Financial services organisations are trusted with far more than just money; they’re also responsible for keeping customers’ highly sensitive personal and financial data under lock and key. We’re hyper-aware that the growing value of this data means financial organisations are prime targets for cyberattacks – but this isn’t the only threat they face.


In fact, not a day passes without these firms’ own employees putting data at risk from within, says Tony Pepper, CEO. Egress…

You might think that, when it comes to reducing overall breach risk, employees represent low-hanging fruit – surely it is easier to control the actions of a company’s own team members than it is to defend against external attackers? However, this not the reality experienced by financial firms worldwide. While external attackers are always motivated by malicious intent, the employee population is far more heterogenous and, in a sense, much more human. This makes understanding and mitigating insider risk a more nuanced exercise. Just because it is difficult, however, doesn’t mean it is impossible. It’s crucial that financial services companies shift the dial on insider risk and reduce breach frequency, because the penalties for failing to do so are becoming increasingly draconian and the repercussions from customers much more severe.

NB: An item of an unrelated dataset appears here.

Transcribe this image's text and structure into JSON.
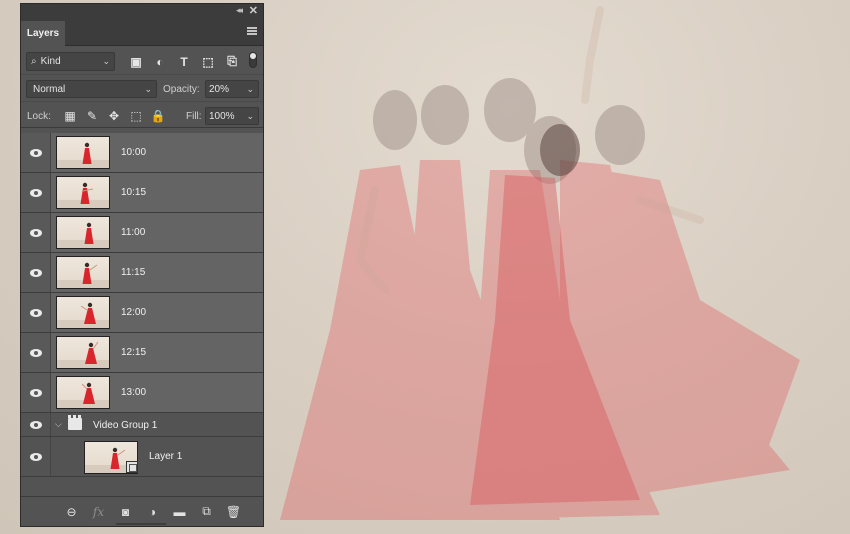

The recent Egress Insider Breach Survey aimed to understand the different attitudes towards data sharing and ownership among employees in financial services companies and the approaches that IT leaders in the sector are taking to managing insider breach risk.

We found a whole range of diverse profiles of people who put sensitive financial data at risk for very different, but very human, reasons. Some need monitoring to keep their less-than-honest traits from getting the better of them, while others need a helping hand to save them from making genuine, well-meaning mistakes. And across all respondents, we also found confusion over who really owns data, contributing to the more cavalier attitudes displayed by some.

Deliberate “data breachers” – from well-intentioned but reckless to disaffected and destructive

Our study found that the financial services sector has more than its fair share of deliberate “data breachers”. Of the thousand employees we questioned, almost a third (32%) said they or a colleague had intentionally broken company policy when sharing or removing information in the past year. This compares with just 15% of healthcare workers and 11% of government sector employees.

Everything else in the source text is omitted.